Wednesday, July 8, 2009

Bicycling: The New Golf?

In New York (and Provo, and San Diego, and San Francisco) they are saying that Bicycling is the new golf. I'm not quite sure about that, and I don't think bicycling could adequately replace golf. I'm not a golfer, I've been golfing a handful of times, but I do think there are some fundamental differences that won't allow for one to replace the other. I do however agree that bicycling is picking up in popularity while golfing is declining, but it's not quite the same. So I've made a few comparisons (without addressing much in the article which talks more about the social aspects of golfing and networking):

Outdoors: Both "sports" happen outdoors, one in a very specific place that I find to be redundant and also not very conducive to the diversity of the environment. The other can happen almost anyplace at anytime.

Danger: Cycling is much more dangerous you cold get hit by a car! Though golfing DOES have its dangers.

Shoes: You can really golf or bicycle in almost any time of shoe. However, serious golfers and serious cyclists both have their own versions of cleats.

Clothing: I probably will not be wearing lycra anytime soon. Look at that style on those golfers though, I love it. Knickers also make perfect sense for bicycles. They'll keep your pants out of the chain instead of having to roll up your pant leg.

Folks early on seemed to recognize that golf clothing would work great for cycling. But somewhere along the development of bicycle clothing, clothes became geared only towards those who love spandex.

Fortunately, it looks like there are some folks who hate lycra as much as I do. This looks like a viable option, but i think there's still a ways to go.

Skill: Both Cycling and Golfing take adequate training. I know there are some people who teach their kids how to golf early on in their lives, but I still don't think it's as common as being taught how to ride a bike as a kid. One can learn how to bike in a day, it's much harder to learn how to golf in a day.

Transport: As we can see in this exhibit, it takes a bicycle in order to bicycle, and in order to golf one either needs to walk or use a golf cart. ALSO in order to GO golfing one needs to drive to the golf course with clubs in hand. In order to bicycle one just needs to jump on a bicycle. So you inevitably are being environmentally friendly, and with being environmentally friendly you are going to save money.

Here's a great article from Health & Fitness It talks about some more differences from golf and cycling. Things like Health benefits, Family time, Cost etc...

So is bicycling the new golf? I think it can be a viable way for execs to network over golfing, I think it's a better "sport" than golfing is by far. If I want to play a game that puts balls in holes I'll go play pool down on second street, (that guy really takes care of his tables AND cues they're PERFECT) and I'll bicycle there.
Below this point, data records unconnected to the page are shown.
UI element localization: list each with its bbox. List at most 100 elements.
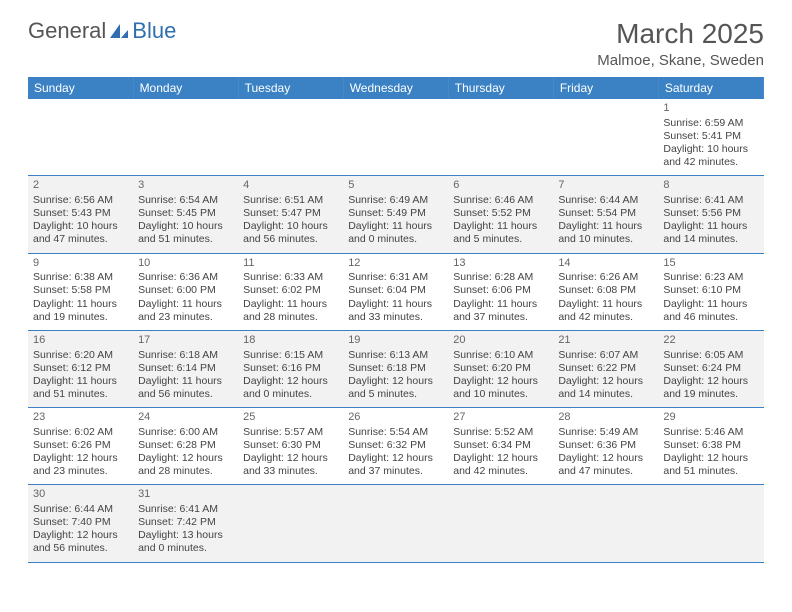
day-header: Thursday: [448, 77, 553, 99]
sunrise-text: Sunrise: 5:57 AM: [243, 426, 338, 439]
sunrise-text: Sunrise: 6:38 AM: [33, 271, 128, 284]
sunset-text: Sunset: 6:32 PM: [348, 439, 443, 452]
sunrise-text: Sunrise: 6:00 AM: [138, 426, 233, 439]
calendar-day-empty: [28, 99, 133, 176]
day-number: 7: [558, 179, 653, 193]
calendar-day: 25Sunrise: 5:57 AMSunset: 6:30 PMDayligh…: [238, 408, 343, 485]
calendar-week: 16Sunrise: 6:20 AMSunset: 6:12 PMDayligh…: [28, 330, 764, 407]
daylight-text: Daylight: 12 hours and 28 minutes.: [138, 452, 233, 478]
sunrise-text: Sunrise: 6:02 AM: [33, 426, 128, 439]
day-number: 31: [138, 488, 233, 502]
sunrise-text: Sunrise: 6:28 AM: [453, 271, 548, 284]
daylight-text: Daylight: 11 hours and 56 minutes.: [138, 375, 233, 401]
daylight-text: Daylight: 12 hours and 10 minutes.: [453, 375, 548, 401]
daylight-text: Daylight: 12 hours and 33 minutes.: [243, 452, 338, 478]
sunrise-text: Sunrise: 6:41 AM: [138, 503, 233, 516]
sunrise-text: Sunrise: 6:20 AM: [33, 349, 128, 362]
day-header: Friday: [553, 77, 658, 99]
day-number: 29: [663, 411, 758, 425]
sunset-text: Sunset: 6:04 PM: [348, 284, 443, 297]
calendar-day: 12Sunrise: 6:31 AMSunset: 6:04 PMDayligh…: [343, 253, 448, 330]
daylight-text: Daylight: 10 hours and 51 minutes.: [138, 220, 233, 246]
daylight-text: Daylight: 12 hours and 47 minutes.: [558, 452, 653, 478]
day-header: Sunday: [28, 77, 133, 99]
day-number: 15: [663, 257, 758, 271]
sunset-text: Sunset: 5:49 PM: [348, 207, 443, 220]
daylight-text: Daylight: 11 hours and 51 minutes.: [33, 375, 128, 401]
sunrise-text: Sunrise: 6:07 AM: [558, 349, 653, 362]
calendar-day-empty: [448, 99, 553, 176]
daylight-text: Daylight: 11 hours and 14 minutes.: [663, 220, 758, 246]
daylight-text: Daylight: 11 hours and 0 minutes.: [348, 220, 443, 246]
calendar-day: 14Sunrise: 6:26 AMSunset: 6:08 PMDayligh…: [553, 253, 658, 330]
day-number: 12: [348, 257, 443, 271]
daylight-text: Daylight: 13 hours and 0 minutes.: [138, 529, 233, 555]
calendar-day: 18Sunrise: 6:15 AMSunset: 6:16 PMDayligh…: [238, 330, 343, 407]
daylight-text: Daylight: 12 hours and 5 minutes.: [348, 375, 443, 401]
daylight-text: Daylight: 11 hours and 42 minutes.: [558, 298, 653, 324]
day-number: 8: [663, 179, 758, 193]
day-number: 13: [453, 257, 548, 271]
sunset-text: Sunset: 6:12 PM: [33, 362, 128, 375]
calendar-day: 17Sunrise: 6:18 AMSunset: 6:14 PMDayligh…: [133, 330, 238, 407]
sunrise-text: Sunrise: 5:52 AM: [453, 426, 548, 439]
calendar-day: 22Sunrise: 6:05 AMSunset: 6:24 PMDayligh…: [658, 330, 763, 407]
day-number: 21: [558, 334, 653, 348]
sunset-text: Sunset: 6:26 PM: [33, 439, 128, 452]
day-number: 3: [138, 179, 233, 193]
calendar-day: 15Sunrise: 6:23 AMSunset: 6:10 PMDayligh…: [658, 253, 763, 330]
sunset-text: Sunset: 5:45 PM: [138, 207, 233, 220]
sunset-text: Sunset: 5:41 PM: [663, 130, 758, 143]
day-number: 5: [348, 179, 443, 193]
day-number: 20: [453, 334, 548, 348]
day-number: 27: [453, 411, 548, 425]
sunset-text: Sunset: 6:28 PM: [138, 439, 233, 452]
calendar-day-empty: [553, 99, 658, 176]
day-header: Wednesday: [343, 77, 448, 99]
sunset-text: Sunset: 6:10 PM: [663, 284, 758, 297]
sunrise-text: Sunrise: 5:49 AM: [558, 426, 653, 439]
sunrise-text: Sunrise: 6:54 AM: [138, 194, 233, 207]
sunrise-text: Sunrise: 6:56 AM: [33, 194, 128, 207]
day-number: 2: [33, 179, 128, 193]
calendar-day: 7Sunrise: 6:44 AMSunset: 5:54 PMDaylight…: [553, 176, 658, 253]
sunrise-text: Sunrise: 6:36 AM: [138, 271, 233, 284]
calendar-week: 9Sunrise: 6:38 AMSunset: 5:58 PMDaylight…: [28, 253, 764, 330]
calendar-week: 30Sunrise: 6:44 AMSunset: 7:40 PM Dayligh…: [28, 485, 764, 562]
sunset-text: Sunset: 6:08 PM: [558, 284, 653, 297]
calendar-day: 10Sunrise: 6:36 AMSunset: 6:00 PMDayligh…: [133, 253, 238, 330]
calendar-day: 4Sunrise: 6:51 AMSunset: 5:47 PMDaylight…: [238, 176, 343, 253]
calendar-table: SundayMondayTuesdayWednesdayThursdayFrid…: [28, 77, 764, 563]
sunrise-text: Sunrise: 6:13 AM: [348, 349, 443, 362]
day-number: 11: [243, 257, 338, 271]
calendar-day-empty: [553, 485, 658, 562]
calendar-day-empty: [343, 99, 448, 176]
sunrise-text: Sunrise: 6:46 AM: [453, 194, 548, 207]
sunset-text: Sunset: 6:34 PM: [453, 439, 548, 452]
daylight-text: Daylight: 10 hours and 47 minutes.: [33, 220, 128, 246]
daylight-text: Daylight: 12 hours and 0 minutes.: [243, 375, 338, 401]
sunrise-text: Sunrise: 6:59 AM: [663, 117, 758, 130]
daylight-text: Daylight: 11 hours and 19 minutes.: [33, 298, 128, 324]
sunset-text: Sunset: 6:36 PM: [558, 439, 653, 452]
sunset-text: Sunset: 5:47 PM: [243, 207, 338, 220]
day-number: 28: [558, 411, 653, 425]
title-block: March 2025 Malmoe, Skane, Sweden: [597, 18, 764, 69]
day-number: 25: [243, 411, 338, 425]
sunset-text: Sunset: 7:40 PM: [33, 516, 128, 529]
sunset-text: Sunset: 6:02 PM: [243, 284, 338, 297]
calendar-day-empty: [658, 485, 763, 562]
daylight-text: Daylight: 11 hours and 46 minutes.: [663, 298, 758, 324]
sunrise-text: Sunrise: 6:33 AM: [243, 271, 338, 284]
day-number: 6: [453, 179, 548, 193]
daylight-text: Daylight: 12 hours and 42 minutes.: [453, 452, 548, 478]
sunrise-text: Sunrise: 5:54 AM: [348, 426, 443, 439]
header: General Blue March 2025 Malmoe, Skane, S…: [28, 18, 764, 69]
day-number: 30: [33, 488, 128, 502]
sunrise-text: Sunrise: 6:44 AM: [33, 503, 128, 516]
sunset-text: Sunset: 7:42 PM: [138, 516, 233, 529]
sunrise-text: Sunrise: 6:44 AM: [558, 194, 653, 207]
calendar-day-empty: [238, 485, 343, 562]
sunrise-text: Sunrise: 6:18 AM: [138, 349, 233, 362]
logo: General Blue: [28, 18, 176, 44]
Bicycling is the new golf in that it is taking the place of many social aspects of golf while the popularity of the sport declines and while cycling ascends. But cycling will never take the place of the type of sport that golf is (for old white and asian men, which I will be one day except not plural)


Ed said...

In the mid to late 80s, the surge in cycling was compared to the upswing in tennis in the 70s. Hopefully, cycling will not always struggle with being that NEXT fad, but with little interest on the part of cities to make the streets safer for cycling, I'm not very positive.

Btw, I've had the opportunity of using old wool shorts and know exactly why lycra is the material of choice. I was even grateful to see the demise of the old leather chamois. Thank God for the synthetic chamois.

Most 'cyclists' would take exception to your distinction between learning to ride a bike in a day and learning to play golf in a day. In both sports, the skill level is commensurate to the practice time.

I haven't seen how the city was planning to accommodate cyclists on the Mission overpass. If you hear/see anything please post.